IFAW, ZimParks partnership to drive wildlife and people conservation in Zimbabwe
IFAW and Zimbabwe Parks and Wildlife Management Authority (ZimParks) signed a historic conservation partnership for wildlife and people.
Through this MoU, IFAW will build on activities started nearly three years ago on animal rescue, rehabilitation, and release through a local partner, Wild Is Life (WIL). The pioneering work by IFAW and WIL has already proven to be strategic for Zimbabwe and offers the opportunity for expansion to advance landscape level conservation covering the Hwange-Matetsi Ecosystem in northwestern (NW) Zimbabwe as part of this conservation partnership.
Based on the MoU, IFAW will work together with ZimParks to advance wildlife conservation and protection; support animal rescue, rehabilitation and release to the wild; support research to inform solutions to enhance the persistence of elephants and other wildlife species in a connected network of protected areas.

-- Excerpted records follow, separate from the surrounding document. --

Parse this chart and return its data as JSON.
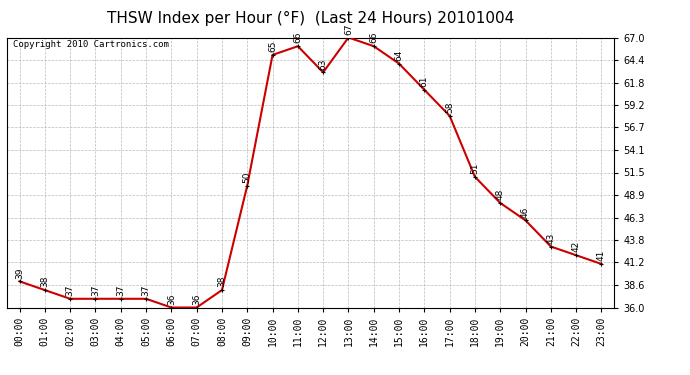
{
  "title": "THSW Index per Hour (°F)  (Last 24 Hours) 20101004",
  "copyright": "Copyright 2010 Cartronics.com",
  "hours": [
    "00:00",
    "01:00",
    "02:00",
    "03:00",
    "04:00",
    "05:00",
    "06:00",
    "07:00",
    "08:00",
    "09:00",
    "10:00",
    "11:00",
    "12:00",
    "13:00",
    "14:00",
    "15:00",
    "16:00",
    "17:00",
    "18:00",
    "19:00",
    "20:00",
    "21:00",
    "22:00",
    "23:00"
  ],
  "values": [
    39,
    38,
    37,
    37,
    37,
    37,
    36,
    36,
    38,
    50,
    65,
    66,
    63,
    67,
    66,
    64,
    61,
    58,
    51,
    48,
    46,
    43,
    42,
    41
  ],
  "ylim": [
    36.0,
    67.0
  ],
  "yticks": [
    36.0,
    38.6,
    41.2,
    43.8,
    46.3,
    48.9,
    51.5,
    54.1,
    56.7,
    59.2,
    61.8,
    64.4,
    67.0
  ],
  "line_color": "#cc0000",
  "marker_color": "#000000",
  "bg_color": "#ffffff",
  "plot_bg_color": "#ffffff",
  "grid_color": "#bbbbbb",
  "title_fontsize": 11,
  "label_fontsize": 7,
  "annotation_fontsize": 6.5,
  "copyright_fontsize": 6.5
}
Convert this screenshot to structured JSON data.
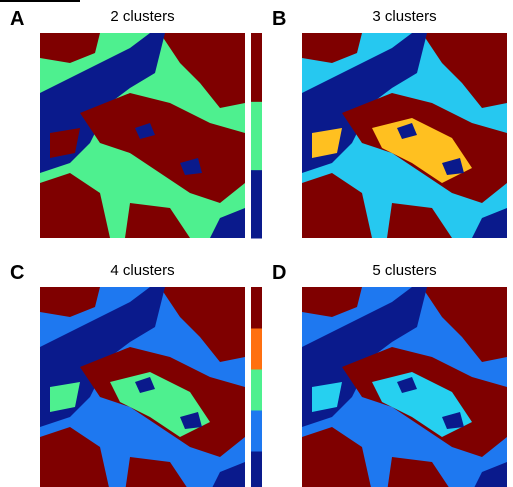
{
  "panels": [
    {
      "letter": "A",
      "title": "2 clusters",
      "colors": [
        "#0a1a8c",
        "#4ef08f",
        "#7f0000"
      ]
    },
    {
      "letter": "B",
      "title": "3 clusters",
      "colors": [
        "#0a1a8c",
        "#26c8f0",
        "#ffc020",
        "#7f0000"
      ]
    },
    {
      "letter": "C",
      "title": "4 clusters",
      "colors": [
        "#0a1a8c",
        "#1e78f0",
        "#4ef08f",
        "#ff7010",
        "#7f0000"
      ]
    },
    {
      "letter": "D",
      "title": "5 clusters",
      "colors": [
        "#0a1a8c",
        "#1e78f0",
        "#26d0f0",
        "#e8e040",
        "#ff7010",
        "#7f0000"
      ]
    }
  ]
}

Additionally, it will complement this with the systematic engagement of local communities in the immediate environments of the target areas. This role is directly aligned with an approach of fresh thinking and bold action for animals and people thriving together in landscapes and the habitats we call home.
In this partnership, IFAW will focus on the NW Zimbabwe Protected Area complex anchored around the Zambezi and Victoria National Parks designated UNESCO Natural World Heritage Site, the 14,000 km2 Hwange National Park, and other land units including the Matetsi Safari Area complex and adjoining CAMPFIRE communities.
This is a commitment to collaborate with ZimParks to secure wildlife and promote human well-being in an approximately four million-acre landscape that is a key anchor to the KAZA TFCA and home to Zimbabwe’s largest elephant herd.
IFAW joins this partnership with the firm conviction that strengthening Zimbabwe’s protected area system, the buffer community areas including CAMPFIRE areas, conservancies, and private ranches will contribute to ecological sustainability and economic development at both local and national levels. Interventions will follow a broad-based holistic and integrated framework to ensure ecosystem resilience in Zimbabwe through the following four complementary priority objectives:
(a) Establish and build high-technology driven rapid response law enforcement capacity to combat wildlife crime
(b) Engage communities to reduce human wildlife conflict and support conservation friendly livelihoods, with deliberate focus on indigenous people, local communities, youth, and women
(c) Use innovation and cutting edge science to secure landscape connectivity and resilience where persistence of elephant and other wildlife populations is sustained, and
(d) Facilitate coordinated inter-agency collaboration to gain political buy-in and influence policy to mobilize sustainable conservation financing. This will include promoting/brokering community-public-private partnerships for nature-based and other conservation-friendly enterprises.
These objectives are informed by priorities in ZIMPARKS’s five-year Strategic Plan for the 2019-2023 period. The scope of work further strengthens Zimbabwe’s commitments to the Southern Africa Regional Development Community (SADC) Protocol on Wildlife Conservation and Law Enforcement, the recent Law Enforcement Anti-Poaching (LEAP) Strategy for the period 2016-2021, and KAZA strategic plans.
To operationalize this conservation partnership, IFAW will follow a phased approach to prioritize on the ground conservation interventions based on methodical situation analysis, stakeholder mapping, needs assessment, and participatory planning and co-design of solutions. These solutions will be tailored to respond to national priorities identified in existing management plans for the target protected areas.
IFAW will bring to bear best practices from lessons learned from its global network of comparable programs including current landscape work closer to home in the Malawi-Zambia TFCA where IFAW’s work in partnership with the governments is bearing success as restoration of parks are on a positive trajectory and local communities are actively contributing to the positive impact.
This partnership is a momentous milestone for IFAW and we are excited and honored to collaborate with ZimParks to work towards transforming the status quo in the wildlife sector and contribute to the Vision 2030 agenda of rebuilding and transforming Zimbabwe into an Upper-Middle Income Economy.